Let $\alpha$ be a 1 -form and $\beta$ a 2 -form on $\mathbb{R}^{3}$. Then $$ \begin{array}{l} \alpha=a_{1} d x^{1}+a_{2} d x^{2}+a_{3} d x^{3} \\ \beta=b_{1} d x^{2} \wedge d x^{3}+b_{2} d x^{3} \wedge d x^{1}+b_{3} d x^{1} \wedge d x^{2} \end{array} $$ Compute $\alpha \wedge \beta$.

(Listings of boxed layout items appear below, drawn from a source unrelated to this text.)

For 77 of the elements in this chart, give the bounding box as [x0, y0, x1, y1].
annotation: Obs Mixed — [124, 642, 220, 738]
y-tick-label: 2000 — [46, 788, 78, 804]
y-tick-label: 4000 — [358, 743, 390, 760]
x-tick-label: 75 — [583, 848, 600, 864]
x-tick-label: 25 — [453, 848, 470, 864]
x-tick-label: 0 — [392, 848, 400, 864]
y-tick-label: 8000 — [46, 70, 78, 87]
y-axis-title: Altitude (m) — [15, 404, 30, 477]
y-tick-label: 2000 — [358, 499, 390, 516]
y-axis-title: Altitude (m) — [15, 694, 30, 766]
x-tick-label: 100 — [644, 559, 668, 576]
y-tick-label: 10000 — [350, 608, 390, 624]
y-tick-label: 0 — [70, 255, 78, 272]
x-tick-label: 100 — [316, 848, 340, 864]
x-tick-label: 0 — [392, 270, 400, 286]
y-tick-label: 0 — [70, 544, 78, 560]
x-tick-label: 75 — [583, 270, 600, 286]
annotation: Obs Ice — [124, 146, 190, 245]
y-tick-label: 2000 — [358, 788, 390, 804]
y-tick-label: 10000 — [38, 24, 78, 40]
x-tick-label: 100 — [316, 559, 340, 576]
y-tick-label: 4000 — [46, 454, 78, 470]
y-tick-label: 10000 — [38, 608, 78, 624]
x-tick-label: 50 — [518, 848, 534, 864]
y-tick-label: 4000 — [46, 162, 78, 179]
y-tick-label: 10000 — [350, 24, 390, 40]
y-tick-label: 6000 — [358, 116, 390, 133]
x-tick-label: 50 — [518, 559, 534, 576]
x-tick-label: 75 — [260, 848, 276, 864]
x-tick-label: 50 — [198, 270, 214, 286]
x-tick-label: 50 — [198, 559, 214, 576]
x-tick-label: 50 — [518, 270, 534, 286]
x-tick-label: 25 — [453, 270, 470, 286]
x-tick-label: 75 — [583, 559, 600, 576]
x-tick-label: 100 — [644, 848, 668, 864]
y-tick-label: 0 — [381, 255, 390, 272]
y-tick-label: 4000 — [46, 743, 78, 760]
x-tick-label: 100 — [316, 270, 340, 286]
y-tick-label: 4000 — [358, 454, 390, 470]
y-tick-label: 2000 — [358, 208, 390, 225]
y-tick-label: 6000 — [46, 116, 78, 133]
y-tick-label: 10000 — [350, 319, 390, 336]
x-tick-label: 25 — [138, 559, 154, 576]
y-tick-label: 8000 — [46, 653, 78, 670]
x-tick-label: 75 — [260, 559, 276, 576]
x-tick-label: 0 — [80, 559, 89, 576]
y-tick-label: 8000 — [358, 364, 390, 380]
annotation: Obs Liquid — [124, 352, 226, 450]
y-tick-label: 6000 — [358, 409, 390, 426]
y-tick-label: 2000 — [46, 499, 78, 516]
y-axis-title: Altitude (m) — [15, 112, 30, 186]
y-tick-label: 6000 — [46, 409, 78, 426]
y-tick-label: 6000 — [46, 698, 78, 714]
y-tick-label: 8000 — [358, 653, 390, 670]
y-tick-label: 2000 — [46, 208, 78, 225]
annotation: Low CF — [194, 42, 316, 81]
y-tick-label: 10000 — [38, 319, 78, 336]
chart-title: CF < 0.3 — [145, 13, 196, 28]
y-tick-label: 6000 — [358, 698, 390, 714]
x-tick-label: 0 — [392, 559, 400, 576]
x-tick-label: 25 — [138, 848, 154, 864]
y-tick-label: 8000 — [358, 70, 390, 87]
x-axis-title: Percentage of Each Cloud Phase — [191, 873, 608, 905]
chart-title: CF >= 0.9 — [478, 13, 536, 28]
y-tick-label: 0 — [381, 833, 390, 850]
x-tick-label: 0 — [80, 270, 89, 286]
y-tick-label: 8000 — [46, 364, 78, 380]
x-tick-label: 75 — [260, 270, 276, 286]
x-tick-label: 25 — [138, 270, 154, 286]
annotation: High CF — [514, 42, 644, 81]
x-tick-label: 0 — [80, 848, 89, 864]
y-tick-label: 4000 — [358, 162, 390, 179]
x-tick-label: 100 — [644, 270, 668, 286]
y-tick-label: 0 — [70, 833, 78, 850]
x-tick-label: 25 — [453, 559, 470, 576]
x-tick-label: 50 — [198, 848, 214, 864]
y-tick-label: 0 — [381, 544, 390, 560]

solution : $\alpha \wedge \beta=a_{1} d x^{1}\wedge(b_{1} d x^{2} \wedge d x^{3}+b_{2} d x^{3} \wedge d x^{1}+b_{3} d x^{1} \wedge d x^{2})+a_{2} d x^{2}\wedge(b_{1} d x^{2} \wedge d x^{3}+b_{2} d x^{3} \wedge d x^{1}+b_{3} d x^{1} \wedge d x^{2})+a_{3} d x^{3}\wedge(b_{1} d x^{2} \wedge d x^{3}+b_{2} d x^{3} \wedge d x^{1}+b_{3} d x^{1} \wedge d x^{2})=a_{1}b_{1} d x^{1}\wedge d x^{2} \wedge d x^{3}- a_{2}b_{2} d x^{1}\wedge d x^{2} \wedge d x^{3}+a_{3}b_{3} d x^{1}\wedge d x^{2} \wedge d x^{3}=(a_{1}b_{1}-a_{2}b_{2}+a_{3}b_{3})d x^{1}\wedge d x^{2} \wedge d x^{3}$
is this true ?
i think we have :
$a_{2}b_{2} d x^{2}\wedge d x^{3} \wedge d x^{1}= a_{2}b_{2} (d x^{2}\wedge d x^{3} )\wedge d x^{1}=-a_{2}b_{2} d x^{1}\wedge (d x^{2} \wedge d x^{3})$
is this true ?
Note that $dx^2\wedge dx^3\wedge dx^1 = - dx^2\wedge dx^1\wedge dx^3 = dx^1\wedge dx^2\wedge dx^3$. In general, if $\eta$ is a $k$-form and $\zeta$ is an $l$-form, then $\eta\wedge\zeta = (-1)^{kl}\zeta\wedge\eta$.
So the correct answer is $\alpha\wedge\beta = (a_1b_1 + a_2b_2 + a_3b_3)dx^1\wedge dx^2\wedge dx^3$.